Daily Bread

We have cried often when we have given them the little victualling we
had to give them; we had to shake them, and they have fallen to sleep
with the victuals in their mouths many a time.
(parent of children working at a textile mill, to an
1832 Parliamentary inquiry into child employment)

1.

They cry for children too tired to cry for themselves,
daughters twelve, eleven, eight—eyes
shutting down as a grate’s banked coals shut down
at midnight, in the rising damp called ‘home.’
Too tired to eat after eighteen hours feeding
looms whose steel teeth grind insatiably,
the girls will be offered up again at dawn.

Yet they are the lucky ones, to work where skylights
hold swatches of the unaffordable blue.
Imagine these girls’ mine-trapped cousins, hauling
black rocks on sledges up tunnels of black air:
half-undressed, belted, harnessed, saturated
with the oil-blackened water they crawl through
pumping ‘the lifeblood of British industry.’

Flogged for talking, Margaret Comeley, aged
nine, can sometimes close her mouth around
a piece of muffin—if she manages
to keep it from the rats, ‘so ravenous
they eat the corks out of our oil-flasks.’
Sarah Gooder fills her mouth with song
‘when I’ve light, but not in the dark; I dare not then.’


2.

Here is a working girl so filled with light
she is pure song: her sun-bright bodice shines
in counterpoint with her blue overskirt,
and, from her forehead’s crescent of white linen,
tapering light blazes a white path
down arms and wrists to folds of spread blue cloth,
like moonlight piloting the tide’s refrains.

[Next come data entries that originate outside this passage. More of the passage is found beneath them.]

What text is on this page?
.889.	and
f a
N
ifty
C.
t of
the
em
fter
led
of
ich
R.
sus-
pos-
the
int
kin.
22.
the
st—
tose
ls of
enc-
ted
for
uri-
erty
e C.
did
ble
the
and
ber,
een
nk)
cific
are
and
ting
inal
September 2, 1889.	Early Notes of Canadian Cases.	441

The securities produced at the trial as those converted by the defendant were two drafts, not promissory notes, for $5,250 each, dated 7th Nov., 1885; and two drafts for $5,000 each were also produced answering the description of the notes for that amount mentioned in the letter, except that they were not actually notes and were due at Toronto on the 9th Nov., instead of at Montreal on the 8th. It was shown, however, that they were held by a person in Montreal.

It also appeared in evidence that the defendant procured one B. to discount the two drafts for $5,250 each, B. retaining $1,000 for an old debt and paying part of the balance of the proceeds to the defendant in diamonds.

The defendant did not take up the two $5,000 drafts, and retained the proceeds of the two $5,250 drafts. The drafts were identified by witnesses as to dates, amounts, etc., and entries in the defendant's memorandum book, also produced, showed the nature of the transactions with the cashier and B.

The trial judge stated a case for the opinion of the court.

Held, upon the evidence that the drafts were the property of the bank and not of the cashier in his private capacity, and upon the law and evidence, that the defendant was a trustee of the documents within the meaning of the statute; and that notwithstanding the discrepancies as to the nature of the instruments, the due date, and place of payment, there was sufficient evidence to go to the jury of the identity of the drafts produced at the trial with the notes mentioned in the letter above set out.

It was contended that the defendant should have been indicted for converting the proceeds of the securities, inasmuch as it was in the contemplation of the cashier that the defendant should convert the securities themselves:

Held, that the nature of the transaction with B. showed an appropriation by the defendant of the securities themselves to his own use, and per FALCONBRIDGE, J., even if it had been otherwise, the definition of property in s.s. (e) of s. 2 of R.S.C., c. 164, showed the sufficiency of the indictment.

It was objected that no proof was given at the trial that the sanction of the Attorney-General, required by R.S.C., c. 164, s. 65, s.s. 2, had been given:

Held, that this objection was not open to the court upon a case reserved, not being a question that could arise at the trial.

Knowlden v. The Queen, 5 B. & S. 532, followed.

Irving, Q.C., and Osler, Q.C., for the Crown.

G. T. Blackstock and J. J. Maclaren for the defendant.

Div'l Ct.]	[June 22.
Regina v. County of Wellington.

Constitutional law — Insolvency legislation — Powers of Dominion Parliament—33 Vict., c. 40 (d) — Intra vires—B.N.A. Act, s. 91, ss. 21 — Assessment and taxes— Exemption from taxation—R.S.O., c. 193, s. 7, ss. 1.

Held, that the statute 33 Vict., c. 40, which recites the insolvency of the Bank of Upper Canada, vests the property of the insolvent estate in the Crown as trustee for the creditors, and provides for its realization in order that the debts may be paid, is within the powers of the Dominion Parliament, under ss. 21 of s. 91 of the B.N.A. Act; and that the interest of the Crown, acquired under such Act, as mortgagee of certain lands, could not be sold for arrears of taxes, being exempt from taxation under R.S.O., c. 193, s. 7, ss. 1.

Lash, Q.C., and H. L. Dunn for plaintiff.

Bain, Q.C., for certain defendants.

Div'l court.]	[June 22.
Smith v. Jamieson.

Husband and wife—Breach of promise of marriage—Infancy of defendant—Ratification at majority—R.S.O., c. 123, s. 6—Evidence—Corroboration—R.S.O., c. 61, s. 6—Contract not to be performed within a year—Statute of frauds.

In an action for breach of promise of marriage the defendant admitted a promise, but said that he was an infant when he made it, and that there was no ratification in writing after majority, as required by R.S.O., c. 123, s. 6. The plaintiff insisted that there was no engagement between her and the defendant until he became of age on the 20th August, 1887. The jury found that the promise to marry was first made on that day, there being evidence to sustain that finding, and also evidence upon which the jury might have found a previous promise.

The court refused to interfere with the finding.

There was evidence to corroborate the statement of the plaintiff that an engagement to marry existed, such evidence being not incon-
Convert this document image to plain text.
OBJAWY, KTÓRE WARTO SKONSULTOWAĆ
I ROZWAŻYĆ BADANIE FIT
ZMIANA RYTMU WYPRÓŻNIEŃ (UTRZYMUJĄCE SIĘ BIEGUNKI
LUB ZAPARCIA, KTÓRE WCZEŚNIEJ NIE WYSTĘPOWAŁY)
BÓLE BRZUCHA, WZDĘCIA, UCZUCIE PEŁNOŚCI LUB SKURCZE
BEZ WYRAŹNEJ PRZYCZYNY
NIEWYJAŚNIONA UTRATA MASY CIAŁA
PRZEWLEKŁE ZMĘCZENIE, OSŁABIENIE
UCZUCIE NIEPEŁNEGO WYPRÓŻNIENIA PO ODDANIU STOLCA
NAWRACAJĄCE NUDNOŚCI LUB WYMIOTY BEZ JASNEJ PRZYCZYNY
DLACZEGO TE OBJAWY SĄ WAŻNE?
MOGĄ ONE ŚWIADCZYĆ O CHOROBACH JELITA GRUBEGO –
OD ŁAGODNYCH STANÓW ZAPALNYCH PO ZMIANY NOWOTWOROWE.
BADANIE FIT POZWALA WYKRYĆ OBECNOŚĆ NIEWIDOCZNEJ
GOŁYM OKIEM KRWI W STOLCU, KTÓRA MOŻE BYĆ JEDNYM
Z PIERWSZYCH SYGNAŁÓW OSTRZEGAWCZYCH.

A Dutch milkmaid, Tanneke Everpoel,
lucky enough to live in the Delft house
where Vermeer’s eye and brush could catch the spill
of morning light as her brief peacefulness
brimmed over, serves here as a celebrant—
bread heaped up on the altar-like table,
wine transubstantiated into milk

whose brilliance seems the source of the room’s light
she pours forever from the earthenware’s
black core. His pose; yet—all hers—underneath it
(and signalled in her fixed eyes’ unconcern
for the beholder) such complete immersion
in what she does, that she is all she does
and it is she, this offering-up of day.

And he? When he was forty, the Sun King
invaded Holland. No one wanted art.
In debt to his baker for three years’ worth of bread,
Vermeer, according to his widow, falling
‘into a frenzy,’ passed ‘from being healthy’
in ‘a day or a day and a half ... to being dead,’
‘the very great burden of his children ... so taken to heart.’


3.

Knowing the earth is closer to the sun
in winter won’t revive the street person
sleeping towards cold death in a bus shelter.
Bread in a painting won’t cure stomach ache.
So Margaret dragged her great burden of coal
while Sarah sat terrified in the dark,
and neither knew Vermeer’s poised working girl,

broke bread with her, shared her breaking light.
The painting stood by, helpless to save them
or him, and looking at it now cannot
help anyone. Yet, it can cry for them,
as parents take their children’s grief to heart:
the beads of salt, shimmering on the bread
like diamonds, can be tears the two girls shed

down where no light sang their preciousness.
The cradled pitcher’s brim can be their hearth,
since it (and not the sky’s cold mine of stars)
pours out what cannot shelter us, but feeds
a hunger no daily bread can fill: for light—
light that, like coal, comes from our earth; hunger
that, unlike grief, is inexhaustible.